La renaissance

C’est la seule période de l’histoire de l’art qui se soit donné un nom (c’est la seule fois où les contemporains ont eu le sentiment de ce mouvement nouveau et ils ont su le qualifier). Ainsi les humanistes italiens du Quattrocento (= des années 1400) parlent déjà de « rinascità » (= renaissance, en Italie on est très en avance dans le domaine de l’art). La « rinascità » est avant tout un phénomène d’ordre culturel : c’est une conception toute nouvelle de la vie, une conception toute nouvelle de la réalité du monde qui imprègne tous les domaines (les mœurs, les sciences, les lettres et les arts).
Grosso modo, cette renaissance correspond au 16ème siècle mais elle a des racines extrêmement profondes dans le 15ème siècle (en particulier en Italie).

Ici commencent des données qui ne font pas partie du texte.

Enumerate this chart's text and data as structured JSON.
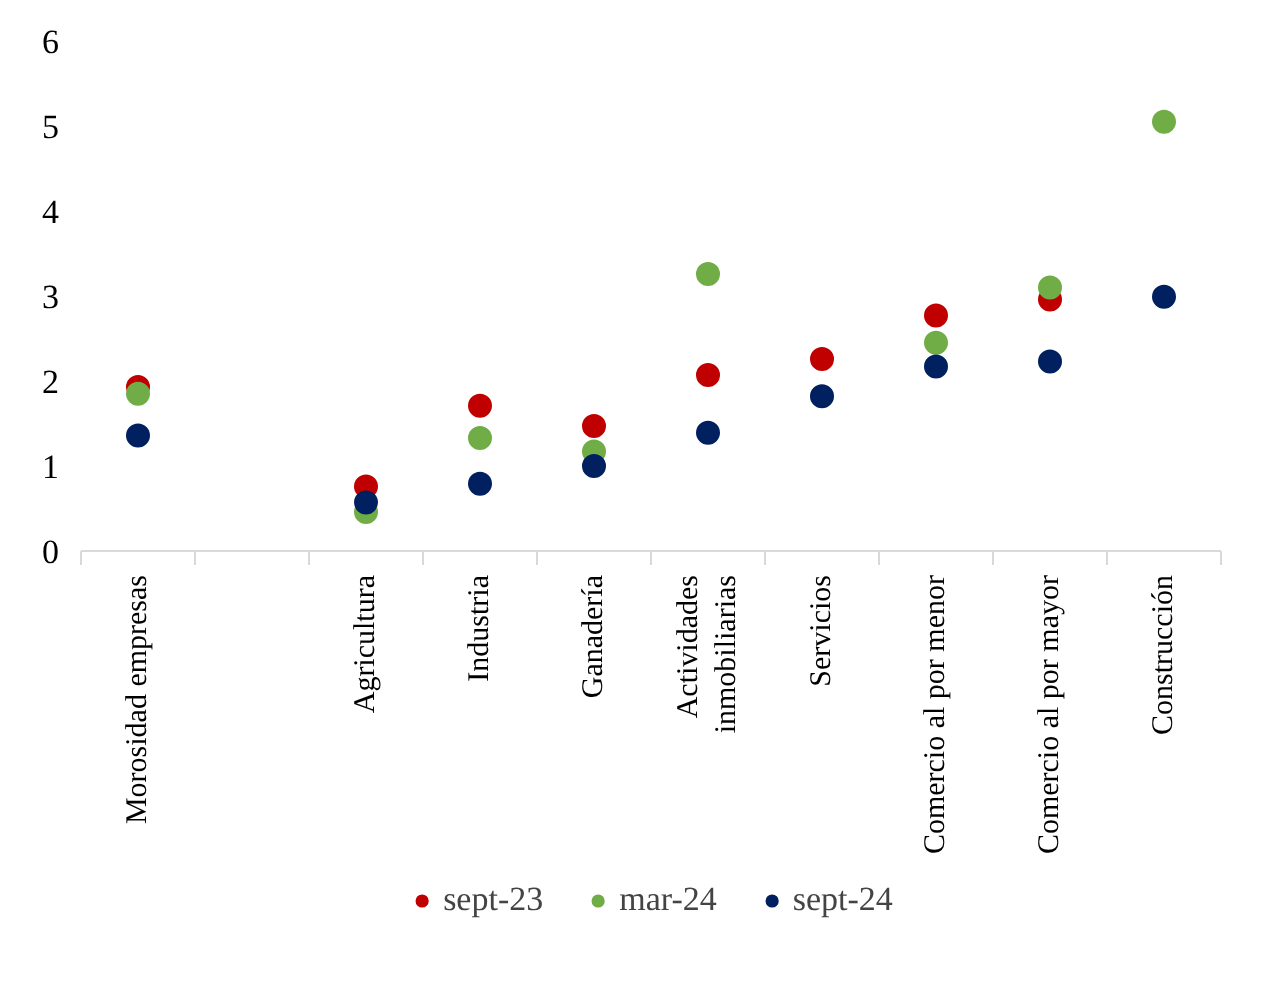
{
  "chart_data": {
    "type": "scatter",
    "categories": [
      "Morosidad empresas",
      null,
      "Agricultura",
      "Industria",
      "Ganadería",
      "Actividades inmobiliarias",
      "Servicios",
      "Comercio al por menor",
      "Comercio al por mayor",
      "Construcción"
    ],
    "series": [
      {
        "name": "sept-23",
        "color": "#c00000",
        "values": [
          1.93,
          null,
          0.76,
          1.71,
          1.47,
          2.07,
          2.26,
          2.77,
          2.96,
          null
        ]
      },
      {
        "name": "mar-24",
        "color": "#70ad47",
        "values": [
          1.85,
          null,
          0.46,
          1.33,
          1.17,
          3.26,
          null,
          2.45,
          3.1,
          5.05
        ]
      },
      {
        "name": "sept-24",
        "color": "#002060",
        "values": [
          1.36,
          null,
          0.57,
          0.79,
          1.0,
          1.39,
          1.82,
          2.17,
          2.23,
          2.99
        ]
      }
    ],
    "ylim": [
      0,
      6
    ],
    "yticks": [
      0,
      1,
      2,
      3,
      4,
      5,
      6
    ],
    "grid": false,
    "legend": "bottom",
    "marker": "circle"
  }
}
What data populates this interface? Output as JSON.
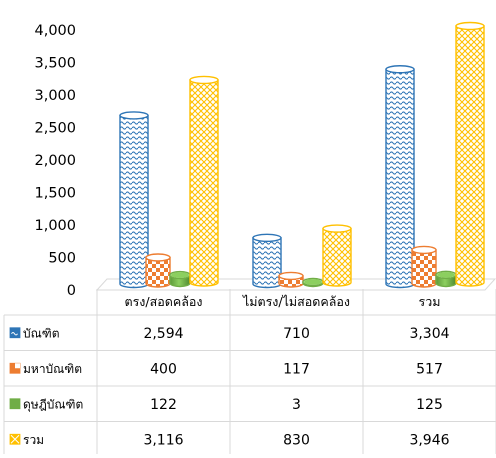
{
  "chart_data": {
    "type": "bar",
    "variant": "3d-cylinder-with-data-table",
    "title": "",
    "xlabel": "",
    "ylabel": "",
    "ylim": [
      0,
      4000
    ],
    "y_ticks": [
      "0",
      "500",
      "1,000",
      "1,500",
      "2,000",
      "2,500",
      "3,000",
      "3,500",
      "4,000"
    ],
    "grid": false,
    "legend": "data-table-left",
    "categories": [
      "ตรง/สอดคล้อง",
      "ไม่ตรง/ไม่สอดคล้อง",
      "รวม"
    ],
    "series": [
      {
        "name": "บัณฑิต",
        "values": [
          2594,
          710,
          3304
        ],
        "labels": [
          "2,594",
          "710",
          "3,304"
        ],
        "color": "#2e75b6",
        "pattern": "wave"
      },
      {
        "name": "มหาบัณฑิต",
        "values": [
          400,
          117,
          517
        ],
        "labels": [
          "400",
          "117",
          "517"
        ],
        "color": "#ed7d31",
        "pattern": "checker"
      },
      {
        "name": "ดุษฎีบัณฑิต",
        "values": [
          122,
          3,
          125
        ],
        "labels": [
          "122",
          "3",
          "125"
        ],
        "color": "#70ad47",
        "pattern": "solid"
      },
      {
        "name": "รวม",
        "values": [
          3116,
          830,
          3946
        ],
        "labels": [
          "3,116",
          "830",
          "3,946"
        ],
        "color": "#ffc000",
        "pattern": "diamond"
      }
    ]
  }
}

Dès son apparition ce terme de renaissance a un sens positif et cette renaissance c’est avant tout une rupture avec le passé récent. Le passé récent est considéré comme un millénaire de décadence (on considère que tout ce qui s’est passé depuis la chute de l’empire romain [c’est à dire après la chute de Milan] est une profonde, immense décadence). C’est aussi à cette époque que va naître ce concept de « moyen âge » pour qualifier toute cette période. Le passage du moyen âge à la renaissance est surtout d’ordre intellectuel. Dans les arts on introduit un plus grand esprit de méthode (esprit de méthode = contrôle rationnel, contrôle de la raison sur la production artistique : je créée un objet, je le regarde, je le critique, je me fais une opinion réfléchie sur cet objet) alors qu’au moyen âge on reproduisait des schémas, des modèles éprouvés par le temps. Ces modèles qu’on a reproduit pendant des siècles, en les transformant bien sûr, on les juge désormais comme étant barbares (c’est aussi à cette époque qu’on invente le terme de « gothique » : c’est l’art de Goths c’est à dire des barbares [sans souci d’histoire parce que les Goths n’existent plus depuis longtemps]).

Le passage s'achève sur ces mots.